Em 1934, com a Constituição, consagraram o voto. Porém, com o Estado Novo de Vargas, em 1937, muitos direitos que elas tinham conquistado foram cessados. A autora conclui a sua obra dizendo que somente nas décadas de 70 e 80, após todo um regime de exceção no Brasil, a categoria gênero voltou a ser utilizada para mobilização social e política.

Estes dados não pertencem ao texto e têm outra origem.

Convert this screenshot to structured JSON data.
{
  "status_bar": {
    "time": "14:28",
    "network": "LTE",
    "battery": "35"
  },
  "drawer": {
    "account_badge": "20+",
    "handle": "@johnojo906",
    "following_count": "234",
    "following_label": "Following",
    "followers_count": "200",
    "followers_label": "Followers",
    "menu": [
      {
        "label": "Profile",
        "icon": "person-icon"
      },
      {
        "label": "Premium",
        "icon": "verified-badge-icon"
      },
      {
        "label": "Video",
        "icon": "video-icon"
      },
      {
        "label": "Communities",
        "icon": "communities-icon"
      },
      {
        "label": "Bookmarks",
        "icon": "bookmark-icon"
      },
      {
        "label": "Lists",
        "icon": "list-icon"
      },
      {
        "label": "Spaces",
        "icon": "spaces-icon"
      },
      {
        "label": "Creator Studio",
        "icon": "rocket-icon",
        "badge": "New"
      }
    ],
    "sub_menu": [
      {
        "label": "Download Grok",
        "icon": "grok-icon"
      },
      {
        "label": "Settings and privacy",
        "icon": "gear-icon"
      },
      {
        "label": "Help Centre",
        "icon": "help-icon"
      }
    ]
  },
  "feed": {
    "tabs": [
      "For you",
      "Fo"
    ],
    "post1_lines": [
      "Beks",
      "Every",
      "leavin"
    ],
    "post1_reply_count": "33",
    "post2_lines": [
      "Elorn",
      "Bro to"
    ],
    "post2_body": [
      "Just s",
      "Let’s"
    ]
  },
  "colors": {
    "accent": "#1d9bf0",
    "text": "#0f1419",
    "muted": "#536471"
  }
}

A obra é muito interessante e atual, muito embora tenha sido escrita há algum tempo. No último capítulo, principalmente, ela evidencia como num governo autoritário e repressivo os direitos das mulheres são os primeiros a serem perdidos. Além disso, mostra como o movimento feminista surgiu na elite e atingiu muito pouco as camadas populares, o que é uma crítica atual, visto que um dos grandes problemas do movimento feminista é a falta de diálogo com as demandas das mulheres mais pobres e periféricas. Durante toda a obra, a autora elucida como as mulheres usavam os jornais para reivindicarem seus direitos e cita a importância das associações femininas para a disseminação do feminismo.


REFERÊNCIAS BIBLIOGRÁFICAS

HAHNER, June E. Emancipação do sexo feminino: A luta pelos direitos da mulher no Brasil, 1850-1940. June E. Hahner; tradução de Eliane Lisboa; apresentação de Joana Maria Pedro. Florianópolis: Ed. Mulheres; Santa Cruz do Sul: EDUNISC, 2003. 448p.